The highest vacancy rate recorded by GeoView was a staggering 20 per cent in Sligo, with the lowest rate in Meath at 10.3 per cent. In and around the Dublin and Leinster regions, the rate hovers a little over 12 per cent. Across Connaught as a whole, the commercial property vacancy rate is 17.2 per cent.

According to GeoView, the decline in the retail and wholesale sector is responsible for much of the deteriorating picture. The pandemic has accelerated the shift to online shopping, resulting in increasing numbers of shuttered shop fronts on main streets across the State.


Even the highest-profile retail districts of the capital have been affected. Both Grafton Street and Henry Street, Dublin’s two most important shopping streets, are scarred with vacancies.


The problem for policymakers is compounded by stubbornly high coronavirus infection rates and how this feeds the reluctance of some workers to go back to their offices. The trend of working from home is here to stay for many people in the longer term.
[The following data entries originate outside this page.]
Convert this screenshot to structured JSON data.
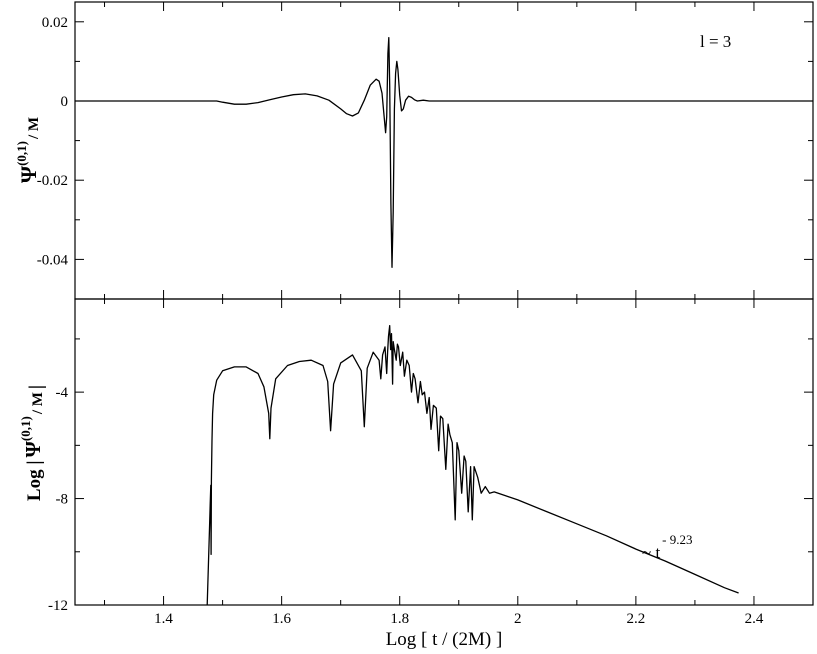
{
  "chart_data": [
    {
      "type": "line",
      "panel": "top",
      "ylabel": {
        "main": "Ψ",
        "sup": "(0,1)",
        "sub": "/ M"
      },
      "annotation": "l = 3",
      "xlim": [
        1.25,
        2.5
      ],
      "ylim": [
        -0.05,
        0.025
      ],
      "yticks": [
        0.02,
        0,
        -0.02,
        -0.04
      ],
      "ytick_labels": [
        "0.02",
        "0",
        "-0.02",
        "-0.04"
      ],
      "series": [
        {
          "x": [
            1.25,
            1.3,
            1.4,
            1.48,
            1.49,
            1.5,
            1.52,
            1.54,
            1.56,
            1.58,
            1.6,
            1.62,
            1.64,
            1.66,
            1.68,
            1.7,
            1.71,
            1.72,
            1.73,
            1.74,
            1.75,
            1.76,
            1.765,
            1.77,
            1.773,
            1.776,
            1.778,
            1.78,
            1.7815,
            1.783,
            1.785,
            1.787,
            1.789,
            1.791,
            1.793,
            1.795,
            1.797,
            1.8,
            1.803,
            1.806,
            1.81,
            1.815,
            1.82,
            1.825,
            1.83,
            1.84,
            1.85,
            1.9,
            2.0,
            2.2,
            2.4,
            2.5
          ],
          "y": [
            0,
            0,
            0,
            0,
            0,
            -0.0003,
            -0.0008,
            -0.0008,
            -0.0004,
            0.0003,
            0.001,
            0.0016,
            0.0018,
            0.0013,
            0.0002,
            -0.002,
            -0.0032,
            -0.0038,
            -0.003,
            0.0002,
            0.004,
            0.0055,
            0.005,
            0.002,
            -0.003,
            -0.008,
            -0.004,
            0.012,
            0.016,
            0.004,
            -0.026,
            -0.042,
            -0.028,
            -0.002,
            0.007,
            0.01,
            0.008,
            0.0015,
            -0.0025,
            -0.002,
            0.0002,
            0.0012,
            0.0009,
            0.0003,
            0.0,
            0.0002,
            0,
            0,
            0,
            0,
            0,
            0
          ]
        }
      ]
    },
    {
      "type": "line",
      "panel": "bottom",
      "ylabel": {
        "prefix": "Log |",
        "main": "Ψ",
        "sup": "(0,1)",
        "sub": "/ M",
        "suffix": "|"
      },
      "annotation": {
        "base": "~ t",
        "exponent": "- 9.23"
      },
      "xlabel": "Log [ t / (2M) ]",
      "xlim": [
        1.25,
        2.5
      ],
      "ylim": [
        -12,
        -0.5
      ],
      "xticks": [
        1.4,
        1.6,
        1.8,
        2.0,
        2.2,
        2.4
      ],
      "xtick_labels": [
        "1.4",
        "1.6",
        "1.8",
        "2",
        "2.2",
        "2.4"
      ],
      "yticks": [
        -4,
        -8,
        -12
      ],
      "ytick_labels": [
        "-4",
        "-8",
        "-12"
      ],
      "series": [
        {
          "x": [
            1.474,
            1.476,
            1.478,
            1.479,
            1.48,
            1.4805,
            1.481,
            1.482,
            1.483,
            1.485,
            1.49,
            1.5,
            1.52,
            1.54,
            1.56,
            1.57,
            1.578,
            1.58,
            1.582,
            1.59,
            1.61,
            1.63,
            1.65,
            1.67,
            1.678,
            1.683,
            1.688,
            1.7,
            1.72,
            1.735,
            1.74,
            1.745,
            1.755,
            1.765,
            1.768,
            1.771,
            1.775,
            1.778,
            1.7795,
            1.781,
            1.783,
            1.7845,
            1.786,
            1.788,
            1.789,
            1.791,
            1.794,
            1.796,
            1.798,
            1.801,
            1.805,
            1.808,
            1.812,
            1.816,
            1.82,
            1.823,
            1.826,
            1.831,
            1.835,
            1.838,
            1.842,
            1.846,
            1.85,
            1.853,
            1.857,
            1.862,
            1.866,
            1.869,
            1.873,
            1.878,
            1.882,
            1.885,
            1.889,
            1.894,
            1.897,
            1.9,
            1.905,
            1.909,
            1.912,
            1.916,
            1.92,
            1.923,
            1.926,
            1.932,
            1.938,
            1.945,
            1.952,
            1.96,
            1.98,
            2.0,
            2.05,
            2.1,
            2.15,
            2.2,
            2.25,
            2.3,
            2.35,
            2.374
          ],
          "y": [
            -12,
            -10.5,
            -9,
            -8.2,
            -7.5,
            -10.1,
            -7.3,
            -5.8,
            -4.8,
            -4.1,
            -3.55,
            -3.2,
            -3.05,
            -3.05,
            -3.3,
            -3.8,
            -4.8,
            -5.75,
            -4.6,
            -3.5,
            -3.0,
            -2.85,
            -2.8,
            -3.0,
            -3.6,
            -5.45,
            -3.7,
            -2.9,
            -2.6,
            -3.2,
            -5.3,
            -3.1,
            -2.5,
            -2.8,
            -3.5,
            -2.6,
            -2.3,
            -3.3,
            -2.5,
            -1.9,
            -1.5,
            -2.4,
            -1.8,
            -3.7,
            -2.1,
            -2.4,
            -2.8,
            -2.2,
            -2.3,
            -3.0,
            -2.5,
            -3.4,
            -2.8,
            -3.0,
            -4.0,
            -3.3,
            -3.5,
            -4.4,
            -3.6,
            -4.1,
            -4.0,
            -4.8,
            -4.2,
            -5.4,
            -4.5,
            -4.6,
            -6.2,
            -4.9,
            -5.0,
            -6.9,
            -5.2,
            -5.6,
            -5.9,
            -8.8,
            -5.9,
            -6.2,
            -7.8,
            -6.4,
            -6.6,
            -8.5,
            -6.8,
            -8.8,
            -6.8,
            -7.2,
            -7.8,
            -7.55,
            -7.8,
            -7.75,
            -7.9,
            -8.05,
            -8.5,
            -8.95,
            -9.4,
            -9.9,
            -10.35,
            -10.85,
            -11.35,
            -11.55
          ]
        }
      ]
    }
  ]
}
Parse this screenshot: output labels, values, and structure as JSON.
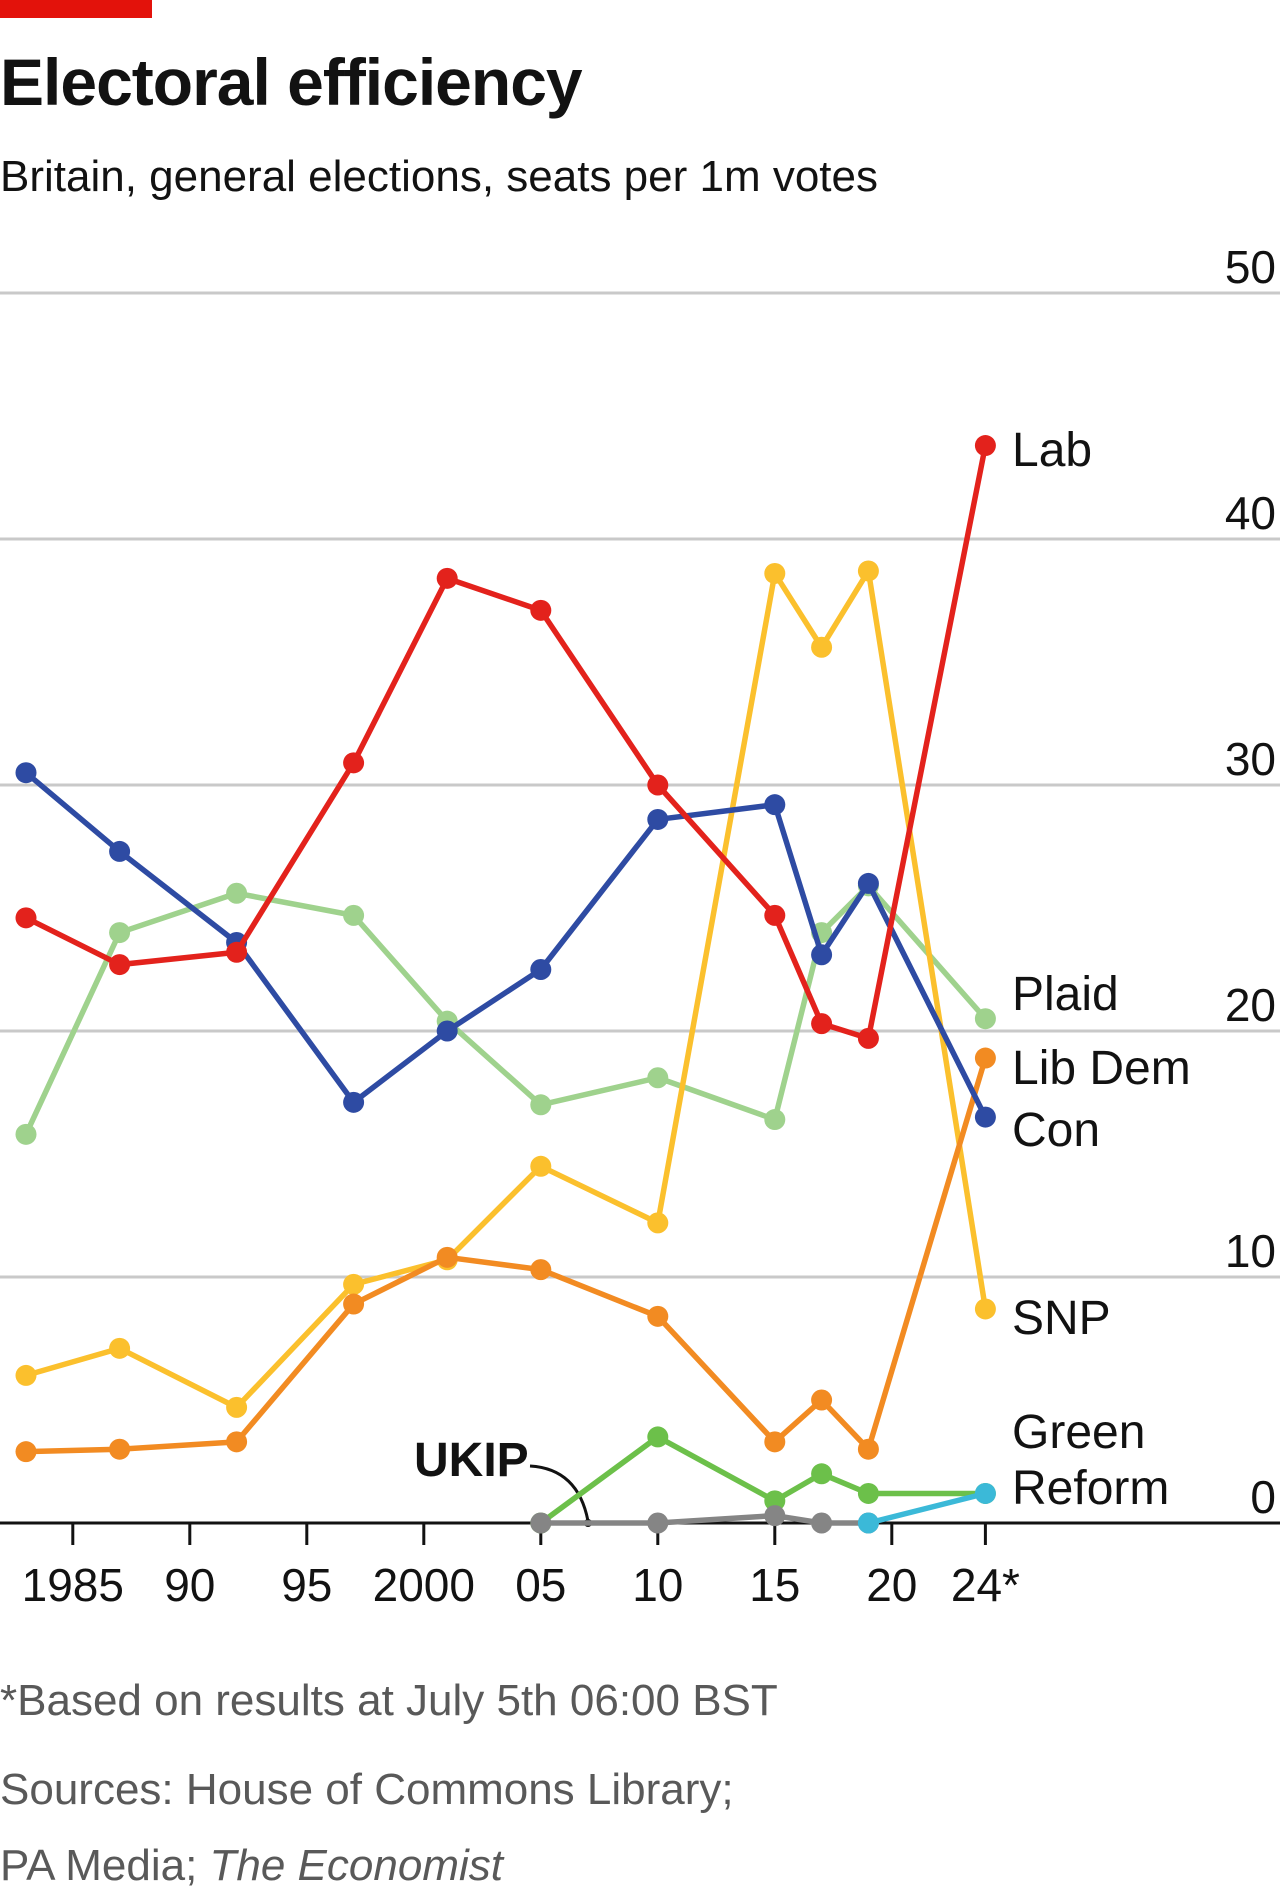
{
  "title": "Electoral efficiency",
  "subtitle": "Britain, general elections, seats per 1m votes",
  "footnote": "*Based on results at July 5th 06:00 BST",
  "sources": {
    "line1": "Sources: House of Commons Library;",
    "line2_prefix": "PA Media; ",
    "line2_italic": "The Economist"
  },
  "colors": {
    "accent": "#e3120b",
    "Lab": "#e3221c",
    "Con": "#2e4ba3",
    "Plaid": "#9fd28d",
    "Lib Dem": "#f28b22",
    "SNP": "#fbc02d",
    "Green": "#6cc04a",
    "Reform": "#3bb9d8",
    "UKIP": "#858585"
  },
  "chart_data": {
    "type": "line",
    "title": "Electoral efficiency",
    "subtitle": "Britain, general elections, seats per 1m votes",
    "x_ticks": [
      {
        "year": 1985,
        "label": "1985"
      },
      {
        "year": 1990,
        "label": "90"
      },
      {
        "year": 1995,
        "label": "95"
      },
      {
        "year": 2000,
        "label": "2000"
      },
      {
        "year": 2005,
        "label": "05"
      },
      {
        "year": 2010,
        "label": "10"
      },
      {
        "year": 2015,
        "label": "15"
      },
      {
        "year": 2020,
        "label": "20"
      },
      {
        "year": 2024,
        "label": "24*"
      }
    ],
    "y_ticks": [
      0,
      10,
      20,
      30,
      40,
      50
    ],
    "xlim": [
      1983,
      2024
    ],
    "ylim": [
      0,
      50
    ],
    "grid": true,
    "legend": "direct labels at right end of lines",
    "series": [
      {
        "name": "Plaid",
        "label": "Plaid",
        "x": [
          1983,
          1987,
          1992,
          1997,
          2001,
          2005,
          2010,
          2015,
          2017,
          2019,
          2024
        ],
        "y": [
          15.8,
          24.0,
          25.6,
          24.7,
          20.4,
          17.0,
          18.1,
          16.4,
          24.0,
          25.9,
          20.5
        ]
      },
      {
        "name": "SNP",
        "label": "SNP",
        "x": [
          1983,
          1987,
          1992,
          1997,
          2001,
          2005,
          2010,
          2015,
          2017,
          2019,
          2024
        ],
        "y": [
          6.0,
          7.1,
          4.7,
          9.7,
          10.7,
          14.5,
          12.2,
          38.6,
          35.6,
          38.7,
          8.7
        ]
      },
      {
        "name": "Lib Dem",
        "label": "Lib Dem",
        "x": [
          1983,
          1987,
          1992,
          1997,
          2001,
          2005,
          2010,
          2015,
          2017,
          2019,
          2024
        ],
        "y": [
          2.9,
          3.0,
          3.3,
          8.9,
          10.8,
          10.3,
          8.4,
          3.3,
          5.0,
          3.0,
          18.9
        ]
      },
      {
        "name": "Con",
        "label": "Con",
        "x": [
          1983,
          1987,
          1992,
          1997,
          2001,
          2005,
          2010,
          2015,
          2017,
          2019,
          2024
        ],
        "y": [
          30.5,
          27.3,
          23.6,
          17.1,
          20.0,
          22.5,
          28.6,
          29.2,
          23.1,
          26.0,
          16.5
        ]
      },
      {
        "name": "Lab",
        "label": "Lab",
        "x": [
          1983,
          1987,
          1992,
          1997,
          2001,
          2005,
          2010,
          2015,
          2017,
          2019,
          2024
        ],
        "y": [
          24.6,
          22.7,
          23.2,
          30.9,
          38.4,
          37.1,
          30.0,
          24.7,
          20.3,
          19.7,
          43.8
        ]
      },
      {
        "name": "Green",
        "label": "Green",
        "x": [
          2005,
          2010,
          2015,
          2017,
          2019,
          2024
        ],
        "y": [
          0.0,
          3.5,
          0.9,
          2.0,
          1.2,
          1.2
        ]
      },
      {
        "name": "UKIP",
        "label": "UKIP",
        "x": [
          2005,
          2010,
          2015,
          2017,
          2019
        ],
        "y": [
          0.0,
          0.0,
          0.3,
          0.0,
          0.0
        ]
      },
      {
        "name": "Reform",
        "label": "Reform",
        "x": [
          2019,
          2024
        ],
        "y": [
          0.0,
          1.2
        ]
      }
    ]
  }
}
The Government feels compelled to bring in some sort of a regulatory framework to give workers protection regarding this issue. This will make the job of reviving towns and cities harder, however. If the Government brings in legal protections for employees who want to continue to work at home, it will encourage more of them to do it. If more people work from home, they will also shop more from home.

Offices and retail outlets may continue to close across the State. This will not be an easy problem for policymakers to solve.